Quando le cassette della posta erano mobili e salivano sui bus

Le prime notizie storiche delle cassette rosse risalgono alla fine dell’Ottocento. Nel 1886 la direzione generale delle Poste stipula un contratto con l’officina meccanica di Ettore Calzone per produrre cento cassette mobili con impressa la scritta Regie Poste.
Tra il 1893 e il 1894 le stazioni ferroviarie più importanti, come quella di Milano, ne sono dotate. Poi spuntano anche sugli automezzi adibiti al ritiro della corrispondenza e nei grandi alberghi. Quando gli omnibus per il trasporto dei passeggeri partivano, le cassette venivano staccate e messe sui mezzi per essere consegnate per la vuotatura.
Nel Novecento
Nel 1899 le cassette fisse in Italia erano quindicimila, quelle mobili, nelle stazioni, sui treni, sui tram, sui piroscafi, negli alberghi, 4.260. Durante la Prima guerra mondiale speciali Uffici Postali – casse di legno corredate di sgabelli e appoggio che una volta aperte si trasformavano in ufficio – accompagnarono le truppe al fronte.
Dopo il referendum che sancì il passaggio dalla Monarchia alla Repubblica, nel 1946 le Poste eliminano dalle cassette l’emblema del Regno d’Italia.
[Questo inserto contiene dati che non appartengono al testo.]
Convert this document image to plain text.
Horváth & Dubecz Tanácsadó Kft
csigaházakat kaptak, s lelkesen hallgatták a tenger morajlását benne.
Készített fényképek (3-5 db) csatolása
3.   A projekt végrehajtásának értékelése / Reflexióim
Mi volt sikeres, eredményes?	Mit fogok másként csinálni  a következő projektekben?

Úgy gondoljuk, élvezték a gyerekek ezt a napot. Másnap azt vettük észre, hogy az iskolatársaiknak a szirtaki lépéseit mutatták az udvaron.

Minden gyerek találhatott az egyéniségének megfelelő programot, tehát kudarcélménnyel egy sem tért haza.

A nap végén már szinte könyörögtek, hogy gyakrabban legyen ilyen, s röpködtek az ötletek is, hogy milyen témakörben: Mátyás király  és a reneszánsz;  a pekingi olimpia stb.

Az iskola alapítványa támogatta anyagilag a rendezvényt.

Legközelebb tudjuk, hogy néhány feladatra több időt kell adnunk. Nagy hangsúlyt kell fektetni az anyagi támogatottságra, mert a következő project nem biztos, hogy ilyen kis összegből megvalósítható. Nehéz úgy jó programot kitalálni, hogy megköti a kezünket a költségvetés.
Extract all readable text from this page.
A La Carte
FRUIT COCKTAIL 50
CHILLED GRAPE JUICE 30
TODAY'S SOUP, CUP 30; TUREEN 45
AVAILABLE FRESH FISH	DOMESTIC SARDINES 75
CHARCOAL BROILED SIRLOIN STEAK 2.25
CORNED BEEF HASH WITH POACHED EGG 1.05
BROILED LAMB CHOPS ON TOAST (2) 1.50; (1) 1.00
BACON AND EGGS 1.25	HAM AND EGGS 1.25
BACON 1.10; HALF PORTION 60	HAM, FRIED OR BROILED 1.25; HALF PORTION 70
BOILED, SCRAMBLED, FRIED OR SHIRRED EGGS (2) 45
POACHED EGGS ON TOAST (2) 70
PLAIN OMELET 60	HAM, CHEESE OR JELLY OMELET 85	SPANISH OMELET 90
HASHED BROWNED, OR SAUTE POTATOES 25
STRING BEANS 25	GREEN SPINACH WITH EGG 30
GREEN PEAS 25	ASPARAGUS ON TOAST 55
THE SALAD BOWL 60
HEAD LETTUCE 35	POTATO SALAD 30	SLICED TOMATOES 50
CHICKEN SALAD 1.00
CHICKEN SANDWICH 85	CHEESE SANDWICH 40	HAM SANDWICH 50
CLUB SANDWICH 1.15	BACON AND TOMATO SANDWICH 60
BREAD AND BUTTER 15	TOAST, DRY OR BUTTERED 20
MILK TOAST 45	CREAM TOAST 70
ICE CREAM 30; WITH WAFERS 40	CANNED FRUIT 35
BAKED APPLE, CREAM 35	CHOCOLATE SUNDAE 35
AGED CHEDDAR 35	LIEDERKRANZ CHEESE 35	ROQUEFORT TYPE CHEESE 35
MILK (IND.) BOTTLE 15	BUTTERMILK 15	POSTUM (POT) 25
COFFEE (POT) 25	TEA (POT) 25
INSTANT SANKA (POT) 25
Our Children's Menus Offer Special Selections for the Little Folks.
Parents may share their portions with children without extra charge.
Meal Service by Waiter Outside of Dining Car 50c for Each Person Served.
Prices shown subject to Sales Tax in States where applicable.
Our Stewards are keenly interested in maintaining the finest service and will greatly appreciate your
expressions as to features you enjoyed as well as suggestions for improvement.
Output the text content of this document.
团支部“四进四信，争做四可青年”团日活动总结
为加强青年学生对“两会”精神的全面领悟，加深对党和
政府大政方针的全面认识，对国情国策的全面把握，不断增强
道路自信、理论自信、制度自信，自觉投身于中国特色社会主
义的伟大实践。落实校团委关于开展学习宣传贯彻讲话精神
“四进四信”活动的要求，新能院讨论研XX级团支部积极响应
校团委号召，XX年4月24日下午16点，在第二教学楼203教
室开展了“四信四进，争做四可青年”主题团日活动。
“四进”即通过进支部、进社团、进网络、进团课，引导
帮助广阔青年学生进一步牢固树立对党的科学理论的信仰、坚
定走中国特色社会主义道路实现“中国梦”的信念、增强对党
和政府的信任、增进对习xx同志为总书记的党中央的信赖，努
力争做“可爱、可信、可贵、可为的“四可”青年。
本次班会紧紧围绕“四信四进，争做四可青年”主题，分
Tra il 1950 e il 1960 fa la sua comparsa la cassetta di Posta Aerea e Pneumatica: viaggiava velocemente da un ufficio all’altro all’interno della stessa città, grazie a una rete di condutture sotterranee e ad impianti ad aria compressa. Il servizio è rimasto in funzione fino al 1981. Tra il 1961 e il 1965 arrivano le cassette a due feritoie. Permettono di separare la posta diretta in città da quella diretta altrove.
I volumi di posta ormai sono molto elevati: la corrispondenza nel 1960 supera i cinque miliardi del 1960, su scala nazionale. Tra il 1963 e il 1965 vengono installate 3.000 cassette, seguite da altre 4.000 nel ’70, 3.000 nel 1971, 2.400 nel 1977, 2.900 nel 1981, 1.800 nel 1983, 1.300 nel ’92.